Ma è altrettanto vero che la Libia non offre grandi garanzie di stabilità politica, visto che, tutt’ora, è divisa tra due governi legittimati solo in parte e con libere elezioni rimandate dal 2021. E Giorgia Meloni ha incontrato soltanto uno dei due rais, subentrati nel post-Gheddafi, quello riconosciuto dalla comunità internazionale. Ma l’altro mezzo paese, gestito dal generale Haftar, quello potrebbe non condividere le intenzioni italiane o potrebbe farlo a condizioni ancora da stabilire.

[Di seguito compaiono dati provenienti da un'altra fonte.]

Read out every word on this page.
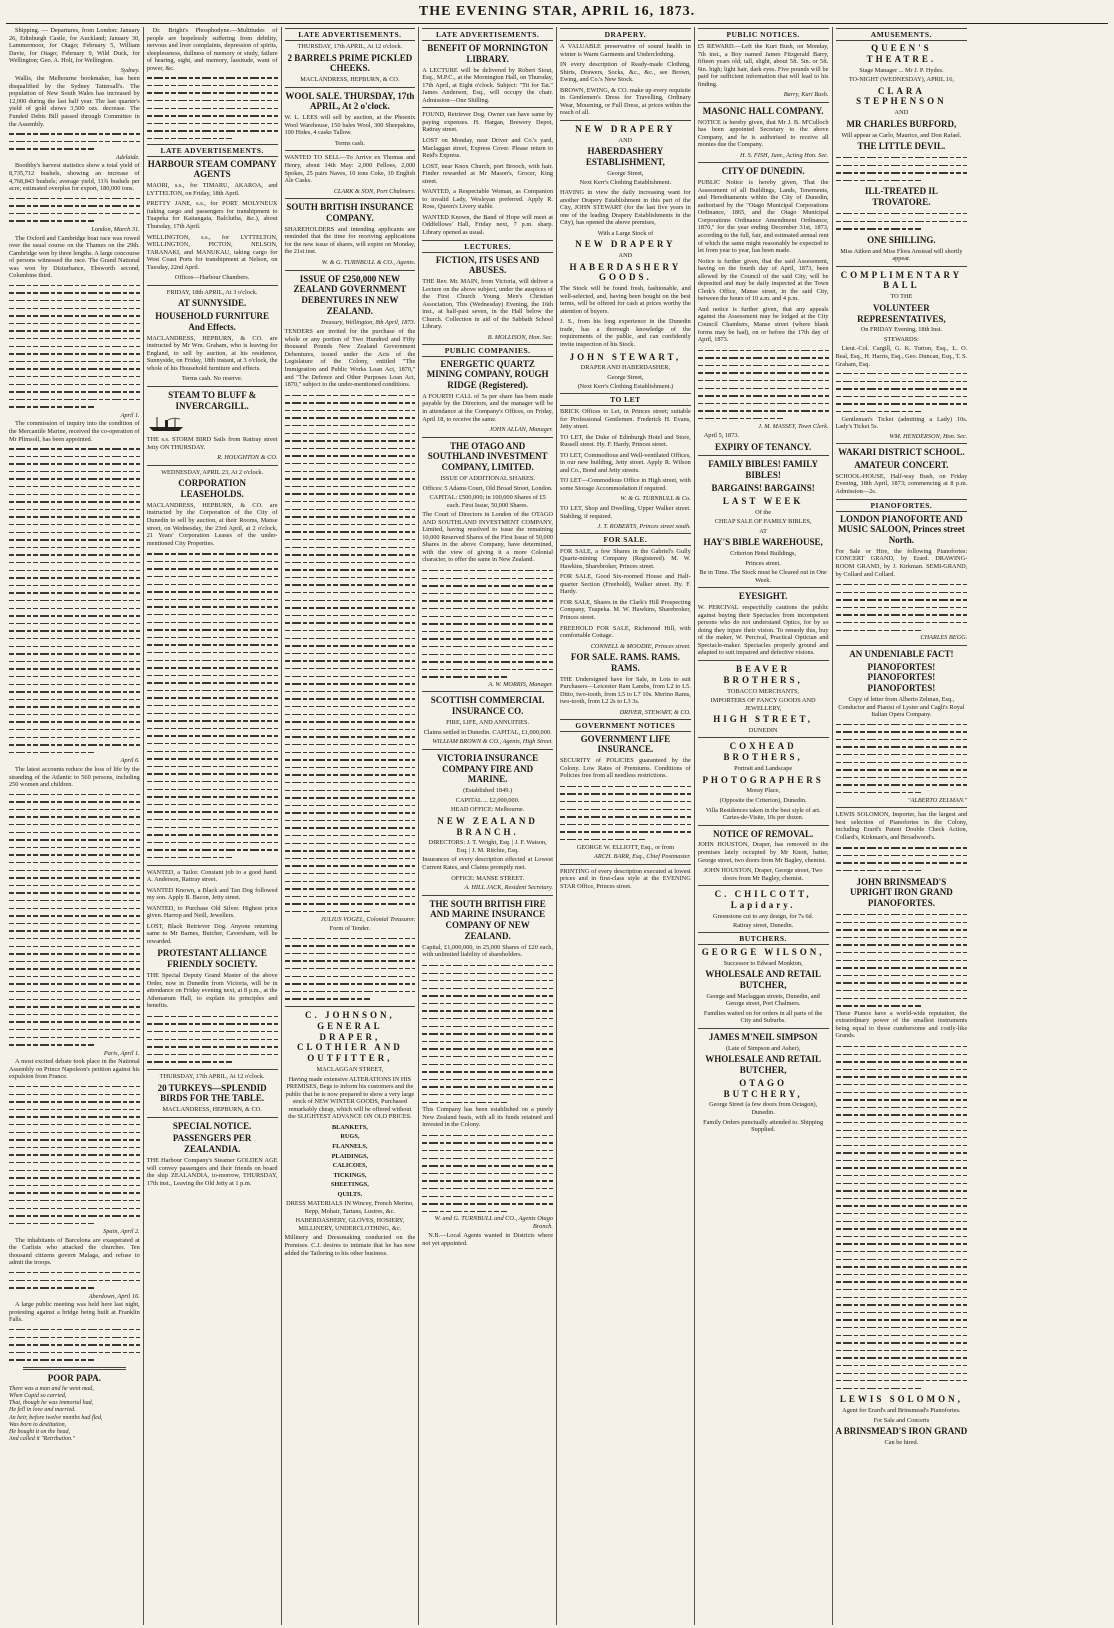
THE EVENING STAR, APRIL 16, 1873.

Shipping. — Departures, from London: January 26, Edinburgh Castle, for Auckland; January 30, Lammermoor, for Otago; February 5, William Davie, for Otago; February 9, Wild Duck, for Wellington; Geo. A. Holt, for Wellington.

Sydney.

Wallis, the Melbourne bookmaker, has been disqualified by the Sydney Tattersall's. The population of New South Wales has increased by 12,000 during the last half year. The last quarter's yield of gold shows 3,500 ozs. decrease. The Funded Debts Bill passed through Committee in the Assembly.

Adelaide.

Boothby's harvest statistics show a total yield of 8,735,712 bushels, showing an increase of 4,768,843 bushels; average yield, 11¾ bushels per acre; estimated overplus for export, 180,000 tons.

London, March 31.

The Oxford and Cambridge boat race was rowed over the usual course on the Thames on the 29th. Cambridge won by three lengths. A large concourse of persons witnessed the race. The Grand National was won by Disturbance, Ebsworth second, Columbine third.

April 1.

The commission of inquiry into the condition of the Mercantile Marine, received the co-operation of Mr Plimsoll, has been appointed.

April 6.

The latest accounts reduce the loss of life by the stranding of the Atlantic to 560 persons, including 250 women and children.

Paris, April 1.

A most excited debate took place in the National Assembly on Prince Napoleon's petition against his expulsion from France.

Spain, April 2.

The inhabitants of Barcelona are exasperated at the Carlists who attacked the churches. Ten thousand citizens govern Malaga, and refuse to admit the troops.

Aberdown, April 16.

A large public meeting was held here last night, protesting against a bridge being built at Franklin Falls.

POOR PAPA.

There was a man and he went mad,

When Cupid so carried,

That, though he was immortal had,

He fell in love and married.

An heir, before twelve months had fled,

Was born to destitution,

He bought it on the head,

And called it "Retribution."

Dr. Bright's Phosphodyne.—Multitudes of people are hopelessly suffering from debility, nervous and liver complaints, depression of spirits, sleeplessness, dullness of memory or study, failure of hearing, sight, and memory, lassitude, want of power, &c.

LATE ADVERTISEMENTS.
HARBOUR STEAM COMPANY AGENTS

MAORI, s.s., for TIMARU, AKAROA, and LYTTELTON, on Friday, 18th April.

PRETTY JANE, s.s., for PORT MOLYNEUX (taking cargo and passengers for transhipment to Tuapeka for Kaitangata, Balclutha, &c.), about Thursday, 17th April.

WELLINGTON, s.s., for LYTTELTON, WELLINGTON, PICTON, NELSON, TARANAKI, and MANUKAU, taking cargo for West Coast Ports for transhipment at Nelson, on Tuesday, 22nd April.

Offices—Harbour Chambers.

FRIDAY, 18th APRIL, At 3 o'clock.

AT SUNNYSIDE.
HOUSEHOLD FURNITURE And Effects.

MACLANDRESS, HEPBURN, & CO. are instructed by Mr Wm. Graham, who is leaving for England, to sell by auction, at his residence, Sunnyside, on Friday, 18th instant, at 3 o'clock, the whole of his Household furniture and effects.

Terms cash. No reserve.

STEAM TO BLUFF & INVERCARGILL.

THE s.s. STORM BIRD Sails from Rattray street Jetty ON THURSDAY.

R. HOUGHTON & CO.

WEDNESDAY, APRIL 23, At 2 o'clock.

CORPORATION LEASEHOLDS.

MACLANDRESS, HEPBURN, & CO. are instructed by the Corporation of the City of Dunedin to sell by auction, at their Rooms, Manse street, on Wednesday, the 23rd April, at 2 o'clock, 21 Years' Corporation Leases of the under-mentioned City Properties.

WANTED, a Tailor. Constant job to a good hand. A. Anderson, Rattray street.

WANTED Known, a Black and Tan Dog followed my son. Apply B. Bacon, Jetty street.

WANTED, to Purchase Old Silver. Highest price given. Harrop and Neill, Jewellers.

LOST, Black Retriever Dog. Anyone returning same to Mr Barnes, Butcher, Caversham, will be rewarded.

PROTESTANT ALLIANCE FRIENDLY SOCIETY.

THE Special Deputy Grand Master of the above Order, now in Dunedin from Victoria, will be in attendance on Friday evening next, at 8 p.m., at the Athenaeum Hall, to explain its principles and benefits.

THURSDAY, 17th APRIL, At 12 o'clock.

20 TURKEYS—SPLENDID BIRDS FOR THE TABLE.

MACLANDRESS, HEPBURN, & CO.

SPECIAL NOTICE.
PASSENGERS PER ZEALANDIA.

THE Harbour Company's Steamer GOLDEN AGE will convey passengers and their friends on board the ship ZEALANDIA, to-morrow, THURSDAY, 17th inst., Leaving the Old Jetty at 1 p.m.

LATE ADVERTISEMENTS.

THURSDAY, 17th APRIL, At 12 o'clock.

2 BARRELS PRIME PICKLED CHEEKS.

MACLANDRESS, HEPBURN, & CO.

WOOL SALE. THURSDAY, 17th APRIL, At 2 o'clock.

W. L. LEES will sell by auction, at the Phoenix Wool Warehouse, 150 bales Wool, 300 Sheepskins, 100 Hides, 4 casks Tallow.

Terms cash.

WANTED TO SELL—To Arrive ex Thomas and Henry, about 14th May: 2,000 Felloes, 2,000 Spokes, 25 pairs Naves, 10 tons Coke, 10 English Ale Casks.

CLARK & SON, Port Chalmers.

SOUTH BRITISH INSURANCE COMPANY.

SHAREHOLDERS and intending applicants are reminded that the time for receiving applications for the new issue of shares, will expire on Monday, the 21st inst.

W. & G. TURNBULL & CO., Agents.

ISSUE OF £250,000 NEW ZEALAND GOVERNMENT DEBENTURES IN NEW ZEALAND.

Treasury, Wellington, 8th April, 1873.

TENDERS are invited for the purchase of the whole or any portion of Two Hundred and Fifty thousand Pounds New Zealand Government Debentures, issued under the Acts of the Legislature of the Colony, entitled "The Immigration and Public Works Loan Act, 1870," and "The Defence and Other Purposes Loan Act, 1870," subject to the under-mentioned conditions.

JULIUS VOGEL, Colonial Treasurer.

Form of Tender.

C. JOHNSON, GENERAL DRAPER, CLOTHIER AND OUTFITTER,

MACLAGGAN STREET,

Having made extensive ALTERATIONS IN HIS PREMISES, Begs to inform his customers and the public that he is now prepared to show a very large stock of NEW WINTER GOODS, Purchased remarkably cheap, which will be offered without the SLIGHTEST ADVANCE ON OLD PRICES.

BLANKETS,

RUGS,

FLANNELS,

PLAIDINGS,

CALICOES,

TICKINGS,

SHEETINGS,

QUILTS.

DRESS MATERIALS IN Wincey, French Merino, Repp, Mohair, Tartans, Lustres, &c.

HABERDASHERY, GLOVES, HOSIERY, MILLINERY, UNDERCLOTHING, &c.

Millinery and Dressmaking conducted on the Premises. C.J. desires to intimate that he has now added the Tailoring to his other business.

LATE ADVERTISEMENTS.
BENEFIT OF MORNINGTON LIBRARY.

A LECTURE will be delivered by Robert Stout, Esq., M.P.C., at the Mornington Hall, on Thursday, 17th April, at Eight o'clock. Subject: "Tit for Tat." James Anderson, Esq., will occupy the chair. Admission—One Shilling.

FOUND, Retriever Dog. Owner can have same by paying expenses. H. Hargan, Brewery Depot, Rattray street.

LOST on Monday, near Driver and Co.'s yard, Maclaggan street, Express Cover. Please return to Reid's Express.

LOST, near Knox Church, port Brooch, with hair. Finder rewarded at Mr Mason's, Grocer, King street.

WANTED, a Respectable Woman, as Companion to invalid Lady, Wesleyan preferred. Apply R. Ross, Queen's Livery stable.

WANTED Known, the Band of Hope will meet at Oddfellows' Hall, Friday next, 7 p.m. sharp. Library opened as usual.

LECTURES.
FICTION, ITS USES AND ABUSES.

THE Rev. Mr. MAIN, from Victoria, will deliver a Lecture on the above subject, under the auspices of the First Church Young Men's Christian Association, This (Wednesday) Evening, the 16th inst., at half-past seven, in the Hall below the Church. Collection in aid of the Sabbath School Library.

B. MOLLISON, Hon. Sec.

PUBLIC COMPANIES.
ENERGETIC QUARTZ MINING COMPANY, ROUGH RIDGE (Registered).

A FOURTH CALL of 5s per share has been made payable by the Directors, and the manager will be in attendance at the Company's Offices, on Friday, April 18, to receive the same.

JOHN ALLAN, Manager.

THE OTAGO AND SOUTHLAND INVESTMENT COMPANY, LIMITED.

ISSUE OF ADDITIONAL SHARES.

Offices: 5 Adams Court, Old Broad Street, London.

CAPITAL: £500,000; in 100,000 Shares of £5 each. First Issue, 50,000 Shares.

The Court of Directors in London of the OTAGO AND SOUTHLAND INVESTMENT COMPANY, Limited, having resolved to issue the remaining 10,000 Reserved Shares of the First Issue of 50,000 Shares in the above Company, have determined, with the view of giving it a more Colonial character, to offer the same in New Zealand.

A. W. MORRIS, Manager.

SCOTTISH COMMERCIAL INSURANCE CO.

FIRE, LIFE, AND ANNUITIES.

Claims settled in Dunedin. CAPITAL, £1,000,000.

WILLIAM BROWN & CO., Agents, High Street.

VICTORIA INSURANCE COMPANY FIRE AND MARINE.

(Established 1849.)

CAPITAL ... £2,000,000.

HEAD OFFICE: Melbourne.

NEW ZEALAND BRANCH.

DIRECTORS: J. T. Wright, Esq. | J. F. Watson, Esq. | J. M. Ritchie, Esq.

Insurances of every description effected at Lowest Current Rates, and Claims promptly met.

OFFICE: MANSE STREET.

A. HILL JACK, Resident Secretary.

THE SOUTH BRITISH FIRE AND MARINE INSURANCE COMPANY OF NEW ZEALAND.

Capital, £1,000,000, in 25,000 Shares of £20 each, with unlimited liability of shareholders.

This Company has been established on a purely New Zealand basis, with all its funds retained and invested in the Colony.

W. and G. TURNBULL and CO., Agents Otago Branch.

N.B.—Local Agents wanted in Districts where not yet appointed.

DRAPERY.

A VALUABLE preservative of sound health in winter is Warm Garments and Underclothing.

IN every description of Ready-made Clothing, Shirts, Drawers, Socks, &c., &c., see Brown, Ewing, and Co.'s New Stock.

BROWN, EWING, & CO. make up every requisite in Gentlemen's Dress for Travelling, Ordinary Wear, Mourning, or Full Dress, at prices within the reach of all.

NEW DRAPERY

AND

HABERDASHERY ESTABLISHMENT,

George Street,

Next Kerr's Clothing Establishment.

HAVING in view the daily increasing want for another Drapery Establishment in this part of the City, JOHN STEWART (for the last five years in one of the leading Drapery Establishments in the City), has opened the above premises,

With a Large Stock of

NEW DRAPERY

AND

HABERDASHERY GOODS.

The Stock will be found fresh, fashionable, and well-selected, and, having been bought on the best terms, will be offered for cash at prices worthy the attention of buyers.

J. S., from his long experience in the Dunedin trade, has a thorough knowledge of the requirements of the public, and can confidently invite inspection of his Stock.

JOHN STEWART,

DRAPER AND HABERDASHER,

George Street,

(Next Kerr's Clothing Establishment.)

TO LET

BRICK Offices to Let, in Princes street; suitable for Professional Gentlemen. Frederick H. Evans, Jetty street.

TO LET, the Duke of Edinburgh Hotel and Store, Russell street. Hy. F. Hardy, Princes street.

TO LET, Commodious and Well-ventilated Offices, in our new building, Jetty street. Apply R. Wilson and Co., Bond and Jetty streets.

TO LET—Commodious Office in High street, with some Storage Accommodation if required.

W. & G. TURNBULL & Co.

TO LET, Shop and Dwelling, Upper Walker street. Stabling, if required.

J. T. ROBERTS, Princes street south.

FOR SALE.

FOR SALE, a few Shares in the Gabriel's Gully Quartz-mining Company (Registered). M. W. Hawkins, Sharebroker, Princes street.

FOR SALE, Good Six-roomed House and Half-quarter Section (Freehold), Walker street. Hy. F. Hardy.

FOR SALE, Shares in the Clark's Hill Prospecting Company, Tuapeka. M. W. Hawkins, Sharebroker, Princes street.

FREEHOLD FOR SALE, Richmond Hill, with comfortable Cottage.

CONNELL & MOODIE, Princes street.

FOR SALE. RAMS. RAMS. RAMS.

THE Undersigned have for Sale, in Lots to suit Purchasers—Leicester Ram Lambs, from L2 to L5. Ditto, two-tooth, from L5 to L7 10s. Merino Rams, two-tooth, from L2 2s to L3 3s.

DRIVER, STEWART, & CO.

GOVERNMENT NOTICES
GOVERNMENT LIFE INSURANCE.

SECURITY of POLICIES guaranteed by the Colony. Low Rates of Premiums. Conditions of Policies free from all needless restrictions.

GEORGE W. ELLIOTT, Esq., or from

ARCH. BARR, Esq., Chief Postmaster.

PRINTING of every description executed at lowest prices and in first-class style at the EVENING STAR Office, Princes street.

PUBLIC NOTICES.

£5 REWARD.—Left the Kuri Bush, on Monday, 7th inst., a Boy named James Fitzgerald Barry, fifteen years old; tall, slight, about 5ft. 5in. or 5ft. 6in. high; light hair, dark eyes. Five pounds will be paid for sufficient information that will lead to his finding.

Barry, Kuri Bush.

MASONIC HALL COMPANY.

NOTICE is hereby given, that Mr J. B. M'Culloch has been appointed Secretary to the above Company, and he is authorised to receive all monies due the Company.

H. S. FISH, Junr., Acting Hon. Sec.

CITY OF DUNEDIN.

PUBLIC Notice is hereby given, That the Assessment of all Buildings, Lands, Tenements, and Hereditaments within the City of Dunedin, authorised by the "Otago Municipal Corporations Ordinance, 1865, and the Otago Municipal Corporations Ordinance Amendment Ordinance, 1870," for the year ending December 31st, 1873, according to the full, fair, and estimated annual rent of which the same might reasonably be expected to let from year to year, has been made.

Notice is further given, that the said Assessment, having on the fourth day of April, 1873, been allowed by the Council of the said City, will be deposited and may be daily inspected at the Town Clerk's Office, Manse street, in the said City, between the hours of 10 a.m. and 4 p.m.

And notice is further given, that any appeals against the Assessment may be lodged at the City Council Chambers, Manse street (where blank forms may be had), on or before the 17th day of April, 1873.

J. M. MASSEY, Town Clerk.

April 5, 1873.

EXPIRY OF TENANCY.
FAMILY BIBLES! FAMILY BIBLES!
BARGAINS! BARGAINS!
LAST WEEK

Of the

CHEAP SALE OF FAMILY BIBLES,

AT

HAY'S BIBLE WAREHOUSE,

Criterion Hotel Buildings,

Princes street.

Be in Time. The Stock must be Cleared out in One Week.

EYESIGHT.

W. PERCIVAL respectfully cautions the public against buying their Spectacles from incompetent persons who do not understand Optics, for by so doing they injure their vision. To remedy this, buy of the maker, W. Percival, Practical Optician and Spectacle-maker. Spectacles properly ground and adapted to suit impaired and defective visions.

BEAVER BROTHERS,

TOBACCO MERCHANTS,

IMPORTERS OF FANCY GOODS AND JEWELLERY,

HIGH STREET,

DUNEDIN

COXHEAD BROTHERS,

Portrait and Landscape

PHOTOGRAPHERS

Moray Place,

(Opposite the Criterion), Dunedin.

Villa Residences taken in the best style of art. Cartes-de-Visite, 10s per dozen.

NOTICE OF REMOVAL.

JOHN HOUSTON, Draper, has removed to the premises lately occupied by Mr Knott, hatter, George street, two doors from Mr Bagley, chemist.

JOHN HOUSTON, Draper, George street, Two doors from Mr Bagley, chemist.

C. CHILCOTT, Lapidary.

Greenstone cut to any design, for 7s 6d.

Rattray street, Dunedin.

BUTCHERS.
GEORGE WILSON,

Successor to Edward Monkton,

WHOLESALE AND RETAIL BUTCHER,

George and Maclaggan streets, Dunedin, and George street, Port Chalmers.

Families waited on for orders in all parts of the City and Suburbs.

JAMES M'NEIL SIMPSON

(Late of Simpson and Asher),

WHOLESALE AND RETAIL BUTCHER,
OTAGO BUTCHERY,

George Street (a few doors from Octagon), Dunedin.

Family Orders punctually attended to. Shipping Supplied.

AMUSEMENTS.
QUEEN'S THEATRE.

Stage Manager ... Mr J. P. Hydes.

TO-NIGHT (WEDNESDAY), APRIL 16,

CLARA STEPHENSON

AND

MR CHARLES BURFORD,

Will appear as Carlo, Maurice, and Don Rafael.

THE LITTLE DEVIL.
ILL-TREATED IL TROVATORE.
ONE SHILLING.

Miss Aitken and Miss Flora Anstead will shortly appear.

COMPLIMENTARY BALL

TO THE

VOLUNTEER REPRESENTATIVES,

On FRIDAY Evening, 18th Inst.

STEWARDS:

Lieut.-Col. Cargill, G. K. Turton, Esq., L. O. Beal, Esq., H. Harris, Esq., Geo. Duncan, Esq., T. S. Graham, Esq.

Gentleman's Ticket (admitting a Lady) 10s. Lady's Ticket 5s.

WM. HENDERSON, Hon. Sec.

WAKARI DISTRICT SCHOOL.
AMATEUR CONCERT.

SCHOOL-HOUSE, Half-way Bush, on Friday Evening, 18th April, 1873; commencing at 8 p.m. Admission—2s.

PIANOFORTES.
LONDON PIANOFORTE AND MUSIC SALOON, Princes street North.

For Sale or Hire, the following Pianofortes: CONCERT GRAND, by Erard. DRAWING-ROOM GRAND, by J. Kirkman. SEMI-GRAND, by Collard and Collard.

CHARLES BEGG.

AN UNDENIABLE FACT!
PIANOFORTES! PIANOFORTES! PIANOFORTES!

Copy of letter from Alberto Zelman, Esq., Conductor and Pianist of Lyster and Cagli's Royal Italian Opera Company.

"ALBERTO ZELMAN."

LEWIS SOLOMON, Importer, has the largest and best selection of Pianofortes in the Colony, including Erard's Patent Double Check Action, Collard's, Kirkman's, and Broadwood's.

JOHN BRINSMEAD'S UPRIGHT IRON GRAND PIANOFORTES.

These Pianos have a world-wide reputation, the extraordinary power of the smallest instruments being equal to those cumbersome and costly-like Grands.

LEWIS SOLOMON,

Agent for Erard's and Brinsmead's Pianofortes.

For Sale and Concerts

A BRINSMEAD'S IRON GRAND

Can be hired.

L’accordo sul gas può trasformare l’Italia in un Hub.
Per l’Eni, e quindi per l’Italia, potrebbe comunque essere un colpaccio. 8 miliardi sul tavolo da spendere ma, in cambio, l’aumento dei volumi di gas destinati all’esportazione, che vedrebbero l’Italia fare da Hub per tutta la domanda europea, oggi sotto scacco del gas russo.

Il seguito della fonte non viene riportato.